Lois used to say, “if it fits, then it’s suppose to go there”. I lost touch with her after she took up with that flashy and fleshy realtor, wore cargo pants all winter and summer, with business cards, pens, calculators, everything under the sun was in those pockets, he was a fucking office supply and stationery store, probably because he had a dark, windowless and moldy office with lousy internet connection, only time he read was the news pinned up in front of a urinal at the the Fox and the Rabbit, a faux Irish watering hole, and a hole it was, the holiest of holes with hockey sweaters pined up here and there and out front littered with butts and old gum.

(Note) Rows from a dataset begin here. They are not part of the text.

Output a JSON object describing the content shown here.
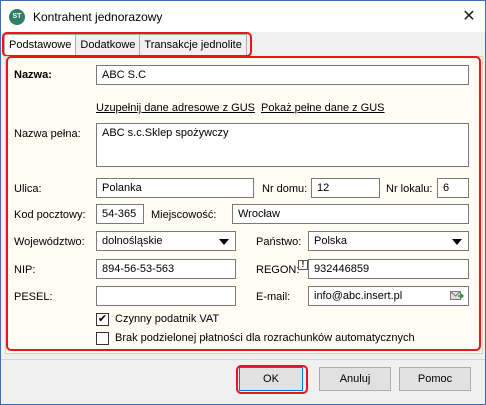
{
  "window": {
    "title": "Kontrahent jednorazowy",
    "icon_text": "ST"
  },
  "tabs": [
    {
      "label": "Podstawowe"
    },
    {
      "label": "Dodatkowe"
    },
    {
      "label": "Transakcje jednolite"
    }
  ],
  "form": {
    "nazwa_label": "Nazwa:",
    "nazwa_value": "ABC S.C",
    "link_uzupelnij": "Uzupełnij dane adresowe z GUS",
    "link_pokaz": "Pokaż pełne dane z GUS",
    "nazwa_pelna_label": "Nazwa pełna:",
    "nazwa_pelna_value": "ABC s.c.Sklep spożywczy",
    "ulica_label": "Ulica:",
    "ulica_value": "Polanka",
    "nr_domu_label": "Nr domu:",
    "nr_domu_value": "12",
    "nr_lokalu_label": "Nr lokalu:",
    "nr_lokalu_value": "6",
    "kod_label": "Kod pocztowy:",
    "kod_value": "54-365",
    "miejscowosc_label": "Miejscowość:",
    "miejscowosc_value": "Wrocław",
    "wojewodztwo_label": "Województwo:",
    "wojewodztwo_value": "dolnośląskie",
    "panstwo_label": "Państwo:",
    "panstwo_value": "Polska",
    "nip_label": "NIP:",
    "nip_value": "894-56-53-563",
    "regon_label": "REGON:",
    "regon_value": "932446859",
    "pesel_label": "PESEL:",
    "pesel_value": "",
    "email_label": "E-mail:",
    "email_value": "info@abc.insert.pl",
    "vat_label": "Czynny podatnik VAT",
    "vat_checked": true,
    "split_label": "Brak podzielonej płatności dla rozrachunków automatycznych",
    "split_checked": false
  },
  "buttons": {
    "ok": "OK",
    "cancel": "Anuluj",
    "help": "Pomoc"
  },
  "colors": {
    "highlight": "#e8141e",
    "panel_bg": "#fffcf3",
    "window_border": "#3c6db5"
  }
}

But Lois, salt of the earth, she was, drank like a sailor and practiced hot yoga every Monday, Wednesday and Friday at noon, don’t know who her mother could possibly have mated with to produce such a finely flawed vixen, deviant and lost soul, she’d show up glowing still from the exertion and heat, pores all cleaned out, “your skin is your body’s largest organ”, she’d say, “well, maybe not in your case, cowboy”, yeah, she had a way with words, could turn a phrase as well as a few heads.

I’d have let myself in, laying on her double bed, drinking instant coffee and watching afternoon TV - reruns of old situation comedies, I was between calls from serving summons, too early for night court, too late to go back to my own place across town in soon to be rush hour traffic. I smoked then. I’d have a smoke.

And then maybe Philadelphia Cream Cheese on Premium Plus crackers, salty tops. We’d go out onto the balcony and watch the sun set and the traffic build.